Musk responded that the company is not seeing a lot of cancellations, but also noted that Tesla was planning to install Supercharger locations in central cities as well as on highways--unlike North America.
And, CTO JB Straubel added, the company's experience in China had been that much of the wiring in many new Chinese buildings was actually quite up-to-date and capable.
Model X on the way
Tesla said in its letter that it expects to have "production-design prototypes" of its Model X crossover utility vehicle ready in the fourth quarter of this year.
Once they're ready, the company needs a period of validation testing to make sure the cars are properly validated for all climates and road types--because, Musk said, the production ramp-up for the Model X will be far quicker and steeper than it was in late 2012 for the Model S.
That means that production ramp-up won't start until "Spring 2015" in the words of the shareholder letter--although no Tesla executives gave more precise timing on the call.
"There's no question that we are delayed on the Model X," Musk said, saying that wasn't "new news." The company had to spend more time than it planned updating the Model S, which he said is now "in good shape."
Musk promised that the Model X would not be introduced until every detail was just right--and that the company's goal was to make a production car that was even better and more impressive
One example, he said, was getting the seal on the Model X "falcon door" to work just right, stay watertight, reduce road noise, last for many years, and not be too visible.
Gigafactory: groundbreaking next month?
Another popular topic was the proposed Gigafactory that is to produce huge volumes of lithium-ion cells starting in 2018.
After announcing the four states it was evaluating as locations, Tesla has been relatively silent of late on the gigafactory--and Musk predictably got questions from analysts on any progress.
Musk announced on the earnings call that Tesla has a letter of intent signed with Panasonic. "With us, that's actually not that big of a deal," he said, since Panasonic had always been the designated partner.
And, he said, it hopes to break ground on the first location "probably next month"--and the second location probably a month or two after that.
Slide showing Tesla Motors gigafactory statistics, from Feb 2014 presentation
And, he added, California is back in the running, no matter how "improbable" that may have seemed--due to strong efforts by Governor Jerry Brown and his staff.

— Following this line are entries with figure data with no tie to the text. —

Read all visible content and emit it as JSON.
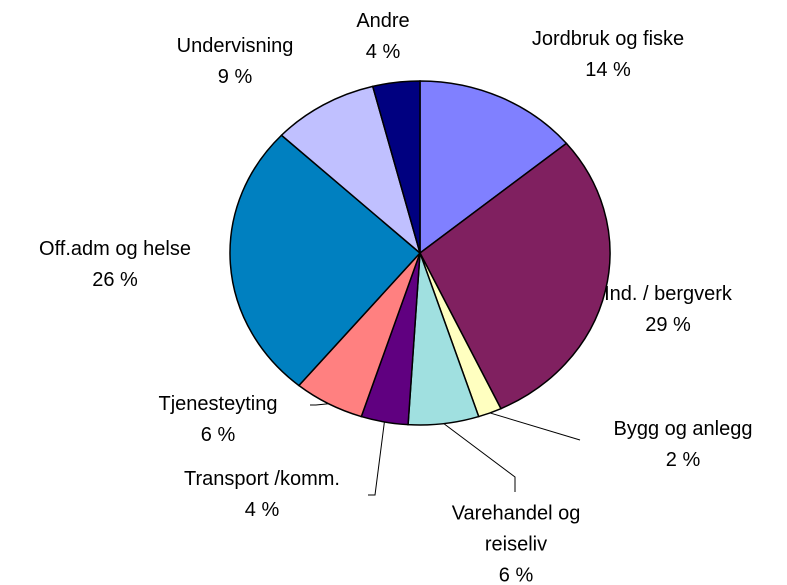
{
  "chart_data": {
    "type": "pie",
    "categories": [
      "Jordbruk og fiske",
      "Ind. / bergverk",
      "Bygg og anlegg",
      "Varehandel og reiseliv",
      "Transport /komm.",
      "Tjenesteyting",
      "Off.adm og helse",
      "Undervisning",
      "Andre"
    ],
    "values": [
      14,
      29,
      2,
      6,
      4,
      6,
      26,
      9,
      4
    ],
    "value_labels": [
      "14 %",
      "29 %",
      "2 %",
      "6 %",
      "4 %",
      "6 %",
      "26 %",
      "9 %",
      "4 %"
    ],
    "colors": [
      "#8080ff",
      "#802060",
      "#ffffc0",
      "#a0e0e0",
      "#600080",
      "#ff8080",
      "#0080c0",
      "#c0c0ff",
      "#000080"
    ]
  }
}
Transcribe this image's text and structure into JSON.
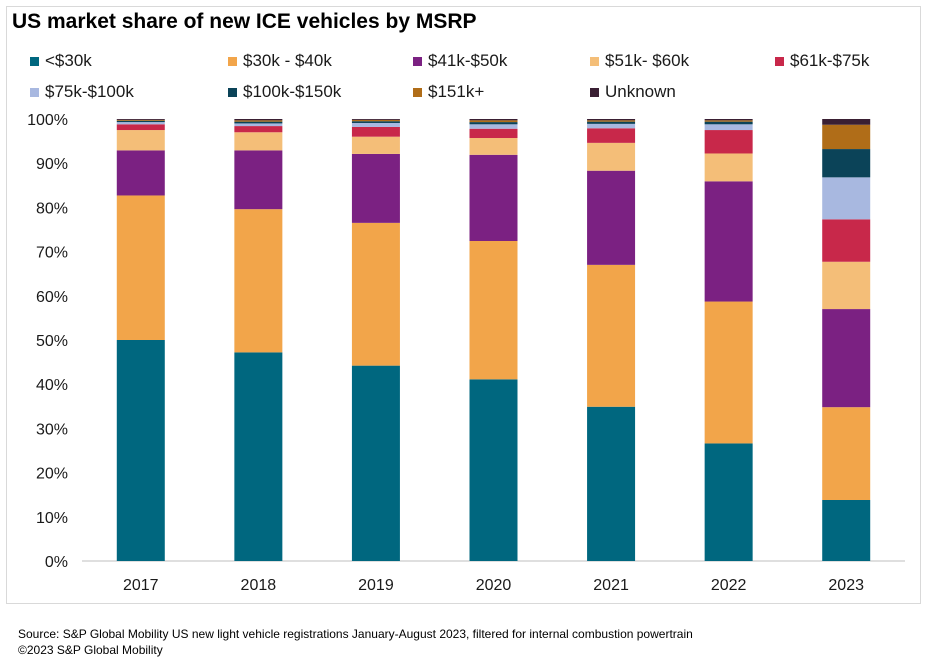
{
  "chart_data": {
    "type": "stacked-bar",
    "title": "US market share of new ICE vehicles by MSRP",
    "categories": [
      "2017",
      "2018",
      "2019",
      "2020",
      "2021",
      "2022",
      "2023"
    ],
    "ylim": [
      0,
      100
    ],
    "yticks": [
      "0%",
      "10%",
      "20%",
      "30%",
      "40%",
      "50%",
      "60%",
      "70%",
      "80%",
      "90%",
      "100%"
    ],
    "legend_position": "top",
    "series": [
      {
        "name": "<$30k",
        "color": "#00677f",
        "values": [
          50.0,
          47.2,
          44.2,
          41.1,
          34.9,
          26.6,
          13.8
        ]
      },
      {
        "name": "$30k - $40k",
        "color": "#f2a54a",
        "values": [
          32.7,
          32.4,
          32.3,
          31.3,
          32.1,
          32.1,
          21.0
        ]
      },
      {
        "name": "$41k-$50k",
        "color": "#7b2182",
        "values": [
          10.2,
          13.3,
          15.6,
          19.5,
          21.3,
          27.2,
          22.2
        ]
      },
      {
        "name": "$51k- $60k",
        "color": "#f4be78",
        "values": [
          4.6,
          4.1,
          3.9,
          3.8,
          6.3,
          6.3,
          10.7
        ]
      },
      {
        "name": "$61k-$75k",
        "color": "#c8284a",
        "values": [
          1.3,
          1.4,
          2.2,
          2.1,
          3.3,
          5.3,
          9.6
        ]
      },
      {
        "name": "$75k-$100k",
        "color": "#a8b8e0",
        "values": [
          0.5,
          0.6,
          0.9,
          1.0,
          1.0,
          1.3,
          9.5
        ]
      },
      {
        "name": "$100k-$150k",
        "color": "#0b4358",
        "values": [
          0.3,
          0.4,
          0.4,
          0.5,
          0.5,
          0.6,
          6.4
        ]
      },
      {
        "name": "$151k+",
        "color": "#b06d18",
        "values": [
          0.2,
          0.3,
          0.3,
          0.4,
          0.3,
          0.3,
          5.5
        ]
      },
      {
        "name": "Unknown",
        "color": "#3a1f33",
        "values": [
          0.2,
          0.3,
          0.2,
          0.3,
          0.3,
          0.3,
          1.3
        ]
      }
    ]
  },
  "source": {
    "line1": "Source: S&P Global Mobility US new light vehicle registrations January-August 2023, filtered for internal combustion powertrain",
    "line2": "©2023 S&P Global Mobility"
  }
}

The issue had been time to completion, with California having a complex and lengthy approval process for building on green-field sites.
Mining companies responsive
Tesla CTO JB Straubel said the two companies had created a joint working team in touch almost daily to answer mutual issues. He said they were working constantly to make sure both companies were staying "on the same page,"
They are "quite comfortable," Straubel said, that the two companies are heading toward a final agreement "sometime later this year" to partner on the Gigafactory.
"We are talking to various different people in parallel," Straubel said, noting that Panasonic "doesn't do" many different parts of the process of making not only cells but also the precursor materials--meaning those potential partners would be "complementary" rather than competitive with Panasonic.
And, Musk added, "we are cautiously optimistic" that the factory will produce the 30-percent cost reduction in lithium-ion cell costs it has targeted.
There is a lot of opportunity for innovation in the precursor materials, he said; Tesla has had interesting discussions with some of the big mining companies, including large nickel mines in Canada.
"We are really positively surprised" by the potential for cost reductions in raw materials from those suppliers, Musk said--adding that the mining companies had said, "No one ever calls us" to ask about price cuts in what is otherwise a commodity material.